• panjandrum •
pæn-jæn-drêm • Hear it!
Part of Speech: Noun
Meaning: 1. A mock title for a high-ranking, super supercilious, self-centered person: a Pooh-bah (a character in The Mikado), a High Muck-a-muck (Chinook jargon hayo makamak "plenty to eat"), a mugwump (Algonquian for "great chief"). 2. The highest office in the Alpha Agora
Notes: This is a word bereft of lexical kinsfolk other than a normal plural, panjandrums. Of course, since it ends on -um, like datum - data and paramecium - paramecia, we might play with "all the panjandra" to get a wider smile.
In Play: This light-hearted word also has quite a bit of beauty that should not be ignored: "Today I am the Grand Panjandrum of my demesne, overseeing the fall colors of my garden, feasting on olives, cheese, grapes, and fresh-baked bread in my royally favorite nightgown." A large dahlia could be the grand panjandrum of the garden itself. This word is a fine blade to use against self-importance. "Why should I have to lay down a bunt? You're just the coach; you're not the Grand Panjandrum of Poobabia", would be a sparkling note on which to end your baseball career.
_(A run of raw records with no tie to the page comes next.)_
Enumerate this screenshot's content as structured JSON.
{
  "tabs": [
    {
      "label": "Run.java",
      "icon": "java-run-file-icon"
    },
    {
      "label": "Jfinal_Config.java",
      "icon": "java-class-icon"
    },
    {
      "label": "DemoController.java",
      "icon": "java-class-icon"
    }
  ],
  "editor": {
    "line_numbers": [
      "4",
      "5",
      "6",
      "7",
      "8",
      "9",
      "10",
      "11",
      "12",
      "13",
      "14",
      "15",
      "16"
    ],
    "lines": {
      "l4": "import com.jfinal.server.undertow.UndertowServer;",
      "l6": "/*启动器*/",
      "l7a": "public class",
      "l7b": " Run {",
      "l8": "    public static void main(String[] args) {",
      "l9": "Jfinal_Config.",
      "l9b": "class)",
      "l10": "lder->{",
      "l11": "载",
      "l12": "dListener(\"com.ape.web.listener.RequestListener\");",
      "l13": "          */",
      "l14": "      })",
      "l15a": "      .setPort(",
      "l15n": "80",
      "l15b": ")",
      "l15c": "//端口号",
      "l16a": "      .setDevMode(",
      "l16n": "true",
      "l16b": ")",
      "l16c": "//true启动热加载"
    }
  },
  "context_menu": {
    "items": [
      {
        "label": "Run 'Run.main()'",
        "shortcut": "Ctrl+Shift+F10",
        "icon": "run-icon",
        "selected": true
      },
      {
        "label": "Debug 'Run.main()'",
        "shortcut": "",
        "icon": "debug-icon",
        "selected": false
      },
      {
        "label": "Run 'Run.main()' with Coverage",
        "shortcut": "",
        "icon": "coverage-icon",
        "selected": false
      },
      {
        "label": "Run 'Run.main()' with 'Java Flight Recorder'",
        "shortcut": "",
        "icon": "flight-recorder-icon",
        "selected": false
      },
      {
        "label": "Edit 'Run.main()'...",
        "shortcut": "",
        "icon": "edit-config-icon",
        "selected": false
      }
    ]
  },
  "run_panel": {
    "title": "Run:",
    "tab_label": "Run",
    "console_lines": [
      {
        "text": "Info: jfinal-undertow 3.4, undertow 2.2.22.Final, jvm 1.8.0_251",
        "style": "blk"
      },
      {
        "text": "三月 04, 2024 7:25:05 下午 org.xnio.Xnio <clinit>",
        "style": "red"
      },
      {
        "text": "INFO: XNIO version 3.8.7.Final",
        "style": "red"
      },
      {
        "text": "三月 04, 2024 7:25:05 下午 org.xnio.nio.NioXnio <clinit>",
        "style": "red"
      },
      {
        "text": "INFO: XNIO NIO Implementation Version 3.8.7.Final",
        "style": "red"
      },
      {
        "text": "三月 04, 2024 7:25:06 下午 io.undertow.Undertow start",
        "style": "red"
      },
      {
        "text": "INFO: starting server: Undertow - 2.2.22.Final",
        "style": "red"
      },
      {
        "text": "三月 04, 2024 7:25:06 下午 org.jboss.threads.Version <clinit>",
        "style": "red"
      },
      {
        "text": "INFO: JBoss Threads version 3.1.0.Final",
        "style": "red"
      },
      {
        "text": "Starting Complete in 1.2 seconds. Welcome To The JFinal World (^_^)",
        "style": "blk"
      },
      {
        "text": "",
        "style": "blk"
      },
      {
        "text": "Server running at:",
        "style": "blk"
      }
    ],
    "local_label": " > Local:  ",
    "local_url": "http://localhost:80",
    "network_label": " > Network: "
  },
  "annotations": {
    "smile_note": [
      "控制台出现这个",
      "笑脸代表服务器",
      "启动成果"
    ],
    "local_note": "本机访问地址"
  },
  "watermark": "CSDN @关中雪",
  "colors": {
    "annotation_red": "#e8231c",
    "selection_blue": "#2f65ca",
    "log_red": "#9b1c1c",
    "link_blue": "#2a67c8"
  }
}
Word History: The Irish actor Charles Macklin (1699-1797) loved to boast that he could memorize any paragraph on one reading. To test that boast, Samuel Foote composed a highly nonsensical paragraph to test Macklin in 1754. Macklin refused to perform with the words of Foote in his mouth. Still, one phrase in the test stuck in the language: "the grand Panjandrum himself". It probably took up residence because it is very remindful of the names of the lords of India and Pakistan, giving it the ring of authenticity with just a touch of mystery.